Co-array Fortran allows the programmer to develop distributed memory parallel Fortran programs without having to use MPI explicitly. Parallelisation is entirely contained within the Fortran language, using a PGAS (partitioned global address space) approach. In practice, Co-array Fortran is conveniently implemented by using OpenCoarrays, which is an interface built on top of MPI.
OpenCoarrays-1.8.4 has been installed in /apps/chpc/compmech/OpenCoarrays-1.8.4
and is compiled using mpich-3.2 and gcc-6.2.0. A module has been created so simply adding:
module add chpc/compmech/OpenCoarrays/1.8.4
to your scripts will set up the appropriate paths to OpenCoarrays-1.8.4.
OpenCoarrays-2.3.1 has been installed in /apps/chpc/compmech/OpenCoarrays-2.3.1
and is compiled using mpich-3.3 and gcc-8.3.0. A module has been created so simply adding:
module add chpc/compmech/OpenCoarrays/2.3.1
to your scripts will set up the appropriate paths to OpenCoarrays-2.3.1.
OpenCoarrays-2.9.2 has been installed in /apps/chpc/compmech/OpenCoarrays-2.9.2
and is compiled using mpich-3.3 and gcc-8.3.0. A module has been created so simply adding:
module add chpc/compmech/OpenCoarrays/2.3.1
to your scripts will set up the appropriate paths to OpenCoarrays-2.3.1.

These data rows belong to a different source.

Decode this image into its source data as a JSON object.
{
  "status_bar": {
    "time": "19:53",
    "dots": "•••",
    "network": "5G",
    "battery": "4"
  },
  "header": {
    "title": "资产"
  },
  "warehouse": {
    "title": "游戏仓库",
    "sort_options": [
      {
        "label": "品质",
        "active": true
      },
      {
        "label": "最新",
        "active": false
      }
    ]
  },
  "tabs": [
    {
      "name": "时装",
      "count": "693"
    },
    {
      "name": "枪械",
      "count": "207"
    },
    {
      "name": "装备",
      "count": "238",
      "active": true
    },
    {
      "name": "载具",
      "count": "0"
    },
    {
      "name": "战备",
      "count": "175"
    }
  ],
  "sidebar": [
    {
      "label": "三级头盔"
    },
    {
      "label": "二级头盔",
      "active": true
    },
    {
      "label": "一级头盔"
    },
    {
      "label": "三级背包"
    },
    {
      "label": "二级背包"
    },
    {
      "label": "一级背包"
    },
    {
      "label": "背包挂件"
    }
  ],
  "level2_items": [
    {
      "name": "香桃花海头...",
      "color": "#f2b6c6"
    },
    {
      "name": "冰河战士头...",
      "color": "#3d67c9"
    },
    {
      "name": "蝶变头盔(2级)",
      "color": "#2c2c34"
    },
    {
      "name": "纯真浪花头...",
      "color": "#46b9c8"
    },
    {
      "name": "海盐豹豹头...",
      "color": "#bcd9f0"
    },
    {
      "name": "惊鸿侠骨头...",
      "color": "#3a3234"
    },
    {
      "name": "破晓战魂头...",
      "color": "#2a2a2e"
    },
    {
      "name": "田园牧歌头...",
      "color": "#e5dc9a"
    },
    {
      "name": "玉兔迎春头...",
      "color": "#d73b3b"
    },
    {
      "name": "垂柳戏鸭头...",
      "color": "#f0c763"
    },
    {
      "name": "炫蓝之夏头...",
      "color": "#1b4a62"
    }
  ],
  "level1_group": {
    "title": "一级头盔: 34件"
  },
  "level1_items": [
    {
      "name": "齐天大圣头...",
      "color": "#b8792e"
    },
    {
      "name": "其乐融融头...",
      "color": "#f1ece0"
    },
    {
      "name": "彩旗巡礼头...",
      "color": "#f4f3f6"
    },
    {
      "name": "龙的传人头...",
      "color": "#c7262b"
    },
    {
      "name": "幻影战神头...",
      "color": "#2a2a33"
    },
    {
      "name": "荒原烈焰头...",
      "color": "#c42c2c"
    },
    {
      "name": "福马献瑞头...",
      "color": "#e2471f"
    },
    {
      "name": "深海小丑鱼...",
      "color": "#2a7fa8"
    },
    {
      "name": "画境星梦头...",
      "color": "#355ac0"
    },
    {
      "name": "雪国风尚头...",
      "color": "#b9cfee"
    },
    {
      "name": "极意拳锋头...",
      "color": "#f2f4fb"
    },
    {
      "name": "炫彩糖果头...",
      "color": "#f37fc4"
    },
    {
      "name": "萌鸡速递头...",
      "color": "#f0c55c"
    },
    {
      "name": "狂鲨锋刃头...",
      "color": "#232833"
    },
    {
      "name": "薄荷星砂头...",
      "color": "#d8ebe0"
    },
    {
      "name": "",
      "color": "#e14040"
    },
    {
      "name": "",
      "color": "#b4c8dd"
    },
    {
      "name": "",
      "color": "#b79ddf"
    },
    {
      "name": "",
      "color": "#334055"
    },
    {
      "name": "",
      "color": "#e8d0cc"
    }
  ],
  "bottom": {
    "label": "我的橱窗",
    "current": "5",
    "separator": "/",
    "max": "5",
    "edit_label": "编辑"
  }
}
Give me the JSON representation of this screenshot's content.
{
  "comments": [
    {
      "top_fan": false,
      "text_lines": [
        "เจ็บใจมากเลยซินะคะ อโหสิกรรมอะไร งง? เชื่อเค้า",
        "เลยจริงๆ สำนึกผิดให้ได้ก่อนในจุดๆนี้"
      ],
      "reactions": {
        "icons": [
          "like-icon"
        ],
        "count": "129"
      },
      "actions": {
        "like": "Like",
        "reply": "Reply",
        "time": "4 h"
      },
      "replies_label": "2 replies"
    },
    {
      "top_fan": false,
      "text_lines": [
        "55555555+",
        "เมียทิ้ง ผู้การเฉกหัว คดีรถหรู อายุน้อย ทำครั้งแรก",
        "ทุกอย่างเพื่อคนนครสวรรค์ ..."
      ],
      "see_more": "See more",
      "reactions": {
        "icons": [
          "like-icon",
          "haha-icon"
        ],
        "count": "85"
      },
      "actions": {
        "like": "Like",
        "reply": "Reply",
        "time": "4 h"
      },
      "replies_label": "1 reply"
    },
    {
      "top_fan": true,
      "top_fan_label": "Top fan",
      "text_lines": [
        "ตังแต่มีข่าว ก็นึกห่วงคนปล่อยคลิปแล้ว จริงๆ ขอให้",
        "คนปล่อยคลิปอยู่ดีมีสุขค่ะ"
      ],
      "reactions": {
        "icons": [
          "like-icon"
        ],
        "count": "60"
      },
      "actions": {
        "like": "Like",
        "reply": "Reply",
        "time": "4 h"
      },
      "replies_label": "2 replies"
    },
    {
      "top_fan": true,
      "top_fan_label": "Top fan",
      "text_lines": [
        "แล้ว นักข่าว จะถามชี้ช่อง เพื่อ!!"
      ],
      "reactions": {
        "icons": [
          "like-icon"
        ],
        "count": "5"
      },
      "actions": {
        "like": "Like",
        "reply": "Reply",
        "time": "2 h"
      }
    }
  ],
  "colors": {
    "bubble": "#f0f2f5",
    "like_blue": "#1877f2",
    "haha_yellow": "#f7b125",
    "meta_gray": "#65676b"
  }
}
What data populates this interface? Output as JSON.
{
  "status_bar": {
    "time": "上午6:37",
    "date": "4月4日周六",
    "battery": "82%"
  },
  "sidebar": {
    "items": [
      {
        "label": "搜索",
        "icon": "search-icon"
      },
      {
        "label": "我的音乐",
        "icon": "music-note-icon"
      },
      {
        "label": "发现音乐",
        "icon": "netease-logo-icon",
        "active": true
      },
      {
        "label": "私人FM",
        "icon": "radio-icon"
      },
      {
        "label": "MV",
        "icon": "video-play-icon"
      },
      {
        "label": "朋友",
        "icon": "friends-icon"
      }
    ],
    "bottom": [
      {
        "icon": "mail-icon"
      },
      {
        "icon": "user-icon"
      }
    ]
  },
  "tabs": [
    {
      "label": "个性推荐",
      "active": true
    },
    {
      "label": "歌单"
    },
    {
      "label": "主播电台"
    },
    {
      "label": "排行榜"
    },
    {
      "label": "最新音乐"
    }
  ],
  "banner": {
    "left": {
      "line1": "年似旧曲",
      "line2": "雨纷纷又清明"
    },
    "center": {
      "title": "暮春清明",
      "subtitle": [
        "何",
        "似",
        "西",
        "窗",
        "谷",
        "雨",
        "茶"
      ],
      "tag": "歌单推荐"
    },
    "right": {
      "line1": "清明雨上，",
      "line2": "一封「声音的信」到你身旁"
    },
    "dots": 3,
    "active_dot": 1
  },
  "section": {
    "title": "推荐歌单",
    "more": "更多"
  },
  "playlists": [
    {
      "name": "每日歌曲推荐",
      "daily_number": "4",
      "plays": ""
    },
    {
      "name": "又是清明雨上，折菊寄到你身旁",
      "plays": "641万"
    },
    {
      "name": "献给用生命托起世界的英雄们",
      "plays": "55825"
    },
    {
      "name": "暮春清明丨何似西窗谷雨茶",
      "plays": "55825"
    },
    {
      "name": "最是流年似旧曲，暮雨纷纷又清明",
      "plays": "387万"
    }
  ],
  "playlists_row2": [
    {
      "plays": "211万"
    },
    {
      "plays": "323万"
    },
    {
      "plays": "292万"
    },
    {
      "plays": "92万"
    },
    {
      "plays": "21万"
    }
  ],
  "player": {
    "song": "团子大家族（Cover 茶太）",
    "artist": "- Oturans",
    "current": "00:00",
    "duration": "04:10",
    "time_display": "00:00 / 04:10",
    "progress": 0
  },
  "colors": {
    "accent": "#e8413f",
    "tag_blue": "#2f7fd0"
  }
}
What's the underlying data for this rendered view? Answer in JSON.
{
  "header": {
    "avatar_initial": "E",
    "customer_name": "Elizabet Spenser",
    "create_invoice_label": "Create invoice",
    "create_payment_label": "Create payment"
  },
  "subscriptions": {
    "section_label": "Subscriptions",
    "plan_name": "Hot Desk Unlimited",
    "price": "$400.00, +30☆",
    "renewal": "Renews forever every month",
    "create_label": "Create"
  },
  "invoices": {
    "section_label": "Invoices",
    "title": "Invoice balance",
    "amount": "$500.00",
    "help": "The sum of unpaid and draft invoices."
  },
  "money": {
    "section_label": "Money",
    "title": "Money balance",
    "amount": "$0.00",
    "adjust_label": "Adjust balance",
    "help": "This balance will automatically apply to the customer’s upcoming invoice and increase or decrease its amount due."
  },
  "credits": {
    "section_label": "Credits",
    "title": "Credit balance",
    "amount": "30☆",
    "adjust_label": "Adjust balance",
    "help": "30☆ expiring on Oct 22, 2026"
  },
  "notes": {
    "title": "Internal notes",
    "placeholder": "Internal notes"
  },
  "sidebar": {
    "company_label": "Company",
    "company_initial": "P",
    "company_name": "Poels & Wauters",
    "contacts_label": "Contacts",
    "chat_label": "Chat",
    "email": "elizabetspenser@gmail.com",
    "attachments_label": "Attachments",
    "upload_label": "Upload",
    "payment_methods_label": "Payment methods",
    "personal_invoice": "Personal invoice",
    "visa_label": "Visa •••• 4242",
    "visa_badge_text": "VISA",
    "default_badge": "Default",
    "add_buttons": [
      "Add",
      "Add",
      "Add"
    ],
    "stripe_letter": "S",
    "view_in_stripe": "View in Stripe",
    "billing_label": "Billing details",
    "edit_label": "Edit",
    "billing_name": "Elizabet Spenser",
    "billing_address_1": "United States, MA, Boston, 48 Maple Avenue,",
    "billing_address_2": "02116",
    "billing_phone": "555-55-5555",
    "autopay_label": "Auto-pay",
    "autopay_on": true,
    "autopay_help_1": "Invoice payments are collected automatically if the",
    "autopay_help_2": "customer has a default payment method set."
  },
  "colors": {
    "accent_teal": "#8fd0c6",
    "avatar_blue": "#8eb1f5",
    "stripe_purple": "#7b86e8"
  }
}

Co-array programs are compiled using the caf
wrapper, much like mpif90
is used to compile MPI programs. The compiled binary is then executed using the cafrun
wrapper, similar to mpirun
. cafrun
in this case takes the same command line options as the mpirun
wrapper supplied by mpich. Please bear in mind that mpich will not by default use the infiniband network. To use the infiniband network, use the following syntax:
caf -o hello helloWorld.f90 cafrun -np 48 -machinefile $PBS_NODEFILE -iface ib0 ./hello
For what it's worth, mpich is aware of PBS, and will by default not only allocate images (Co-array speak for MPI's ranks) to the total number of MPI processes requested by qsub, but will also by default distribute them according to the PBS node allocation as contained in $PBS_NODEFILE. The following syntax produces exactly the same output, if 2 full nodes were requested by qsub:
caf -o hello helloWorld.f90 cafrun -iface ib0 ./hello
Please note that this will not necessarily work when using less than the full number of cores per node. It is probably good practice to explicitly state the number of images and to provide a machinefile.